Oct. 28, 2010GIANTS PAGE GIANTS VIDEOMLB POSTSEASON
SAN FRANCISCO (AP) -- Edgar Renteria delivered another big World Series hit that could provide a fitting bookend to his career.
Renteria broke up a scoreless game with a solo homer off C.J. Wilson in the fifth inning and added a two-run single in the eighth Thursday night to help the Giants beat the Texas Rangers 9-0 in Game 2 to take a 2-0 lead in the World Series.
"He knows that he's almost at the end of his career and he wanted to be in the playoffs," hitting coach Hensley Meulens said. "Once we got here, he wanted to go to the big dance one more time. There's no bigger time that we needed him and he's getting big hits."
Renteria's most famous moment came as a 22-year-old with Florida in 1997, when he hit a game-ending single off Charles Nagy with two outs in the 11th inning of Game 7 to give the Marlins a 3-2 win over Cleveland and their first World Series title.
"Everything happened to me great in that game, the hit in '97," Renteria said. "Today I was happy. I was proud and I know my family's proud, too."
Renteria ended another World Series in less celebratory fashion, hitting a comebacker for the final out in Boston's World Series sweep of St. Louis in 2004 that gave the Red Sox their first title since 1918.
With Renteria mulling retirement at the end of the season, he did his best to help another franchise move a step closer to ending a long championship drought. The Giants have not won the World Series since moving to San Francisco for the 1958 season.
They need to win two more games to get that elusive title. With the next three games in Texas, the Giants could return home as champions.
"He kept telling us we needed him all the way to the end. He wasn't lying," Meulens said. "As a professional and a 15-year veteran in this game, he's showing what he's all about. He's all about business, he's all about playing in big games. He's done it before. As a rookie in Florida he got a big hit for them to win. He was in the World Series with the Cardinals and obviously today with that big home run to put us on the board."
Renteria was an unlikely contributor, considering he started the playoffs on the bench after another rough regular season fill with injuries and lack of production.
But he worked his way back into the lineup and made his biggest contribution with San Francisco on the game's biggest stage. With Wilson and Matt Cain locked in a scoreless duel, Renteria stepped to the plate with one out in the bottom of the fifth.
Wilson left an 0-1 pitch up in the zone and Renteria made him pay for the mistake by driving it into the left-field seats. Renteria had gone 53 straight at-bats without a home run since connecting off the Los Angeles Dodgers' Ted Lilly on Sept. 4 and had not homered at AT&T Park since July 27 against Florida's Brian Sanches.
"Unbelievable. You guys know I have power," he joked. "He just threw me a fastball in and I just put a good swing on the ball."
Renteria wasn't done, hitting a two-run single in a seven-run eighth that extended the lead to 6-0.
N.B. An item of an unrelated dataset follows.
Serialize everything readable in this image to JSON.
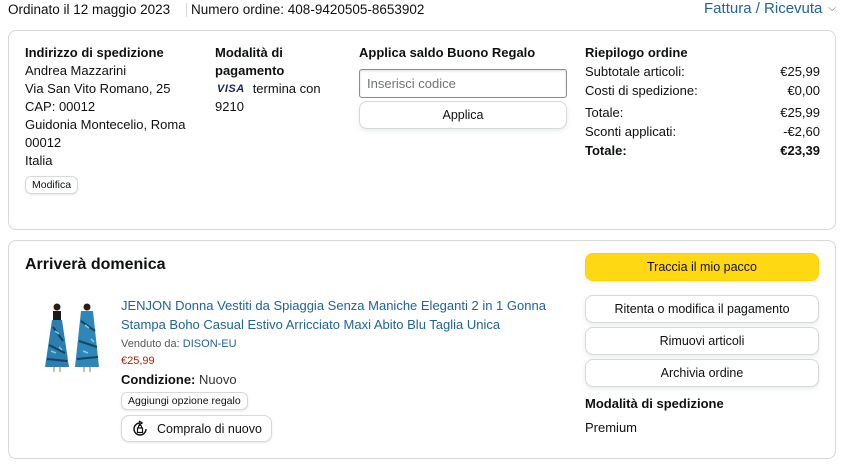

Renteria has mostly been a disappointment since signing an 18.5 million, two-year deal with the Giants before last season. He hit just .250 last season and then was limited to 72 games this year because of three stints on the disabled list with a groin, hamstring and biceps injury.
He batted .276 with three homers and 22 RBIs and was somewhat of a forgotten man at the start of the postseason. He did not start in the first five games before getting a chance because of a wrist injury to Juan Uribe and the struggles from Pablo Sandoval.
He singled and scored the Giants first run in a Game 3 win over Philadelphia in the NL championship series, and added a hit and two runs scored in the World Series opener.
Meulens said managing partner Bill Neukom has repeatedly approached Renteria to keep him on track which Meulens believes lifted Renteria's spirits.
"Mr. Neukom tells him, 'We're not done with you,'" Meulens said. "Mr. Neukom is a big fan or Edgar and every day he tells him."
Renteria has a lot more fans in San Francisco now.